In an industry known for captivating, beautiful works of hair, can “real” artists do business, too? Managing business and unleashing creativity have long been considered polar-opposite skills, but in order for salons to be successful with their bottom line, Andrew McAleese, owner of La Luma Salon in Guelph, Ont. and Eufora global team business educator, saw the need to marry the two.
To find out how to make this crucial connection, McAleese and inspiring student-turned-instructor, Mandy McGill, share their tips.
#1. Know the difference between fine and commercial “art.”
Hairstyling thrives in two environments: in the salon with a full appointment book and inside a stylist’s mind when conceptualizing beautiful hair. “The biggest complaint I hear is that clients cannot duplicate what’s been done in the salon. It’s important that clients can take care of their hair at home, because that’s how you get booked and get referrals,” says McAleese, who sees hairstylists as designers who are able to sell a product—the hairstyles—as commercial art. “There’s a difference between commercial art and fine art, and sometimes to hear a stylist say, ‘I’m an artist’ is a cop-out for a bad haircut,” adds McGill. Commercial art is reproducible, both for the stylists behind the chair and for the clients who style it everyday at home. Fine art is for competitions and photoshoots, McGill and McAleese say.
#2. Develop your eye for design.
McGill teaches art history, architecture and fine art to cosmetology students, with the goal of letting that knowledge flow into the shears, colour tubes and products in their hands. “We train the stylist’ eye through art and then they’re given full artistic licence to apply what they’ve learned about art into a photo-shoot with a team of makeup artists and clothing stylists,” says McGill. This allows graduates to go to work with an eye trained to assess a client’s hair, clothes and eye colour—just as they had learned with a painting or a sculpture—and recommend artfully and skillfully, according to a client’s lifestyle. Having an eye for design also provides stylists with the confidence to recommend products and retail and service sales will benefit, says McAleese.

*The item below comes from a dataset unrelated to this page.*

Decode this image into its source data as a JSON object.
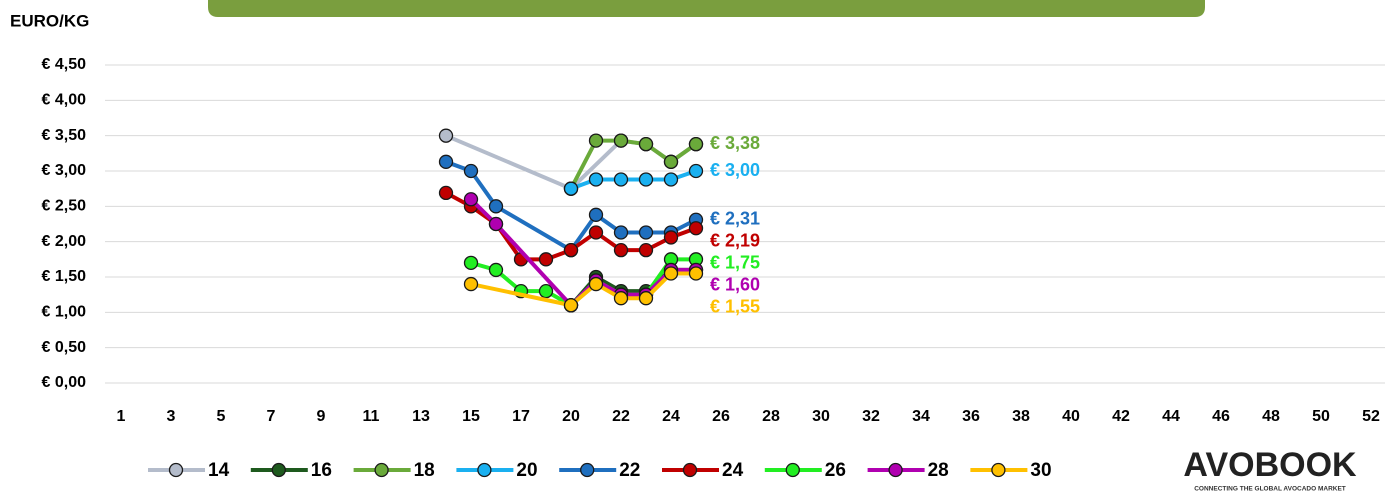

#3. What kind of artist are you?
“Business is founded on relationships, great consultations with clients and creating a design,” says McAleese. The real need, he says, is how to create consistently high-quality hair for business and knowing when it’s time to be totally creative. Today, people are looking for customized looks that make them feel and look great, so it’s important to deliver the kind of service that leads to rebooking and referrals. Instead of a clash between business and art, McAleese says, “it’s about understanding the kind of artist you are—commercial or fine art—and knowing how to be successful and thrive. The outcomes of a photoshoot and hair behind the chair are different, and it’s important to make that distinction.”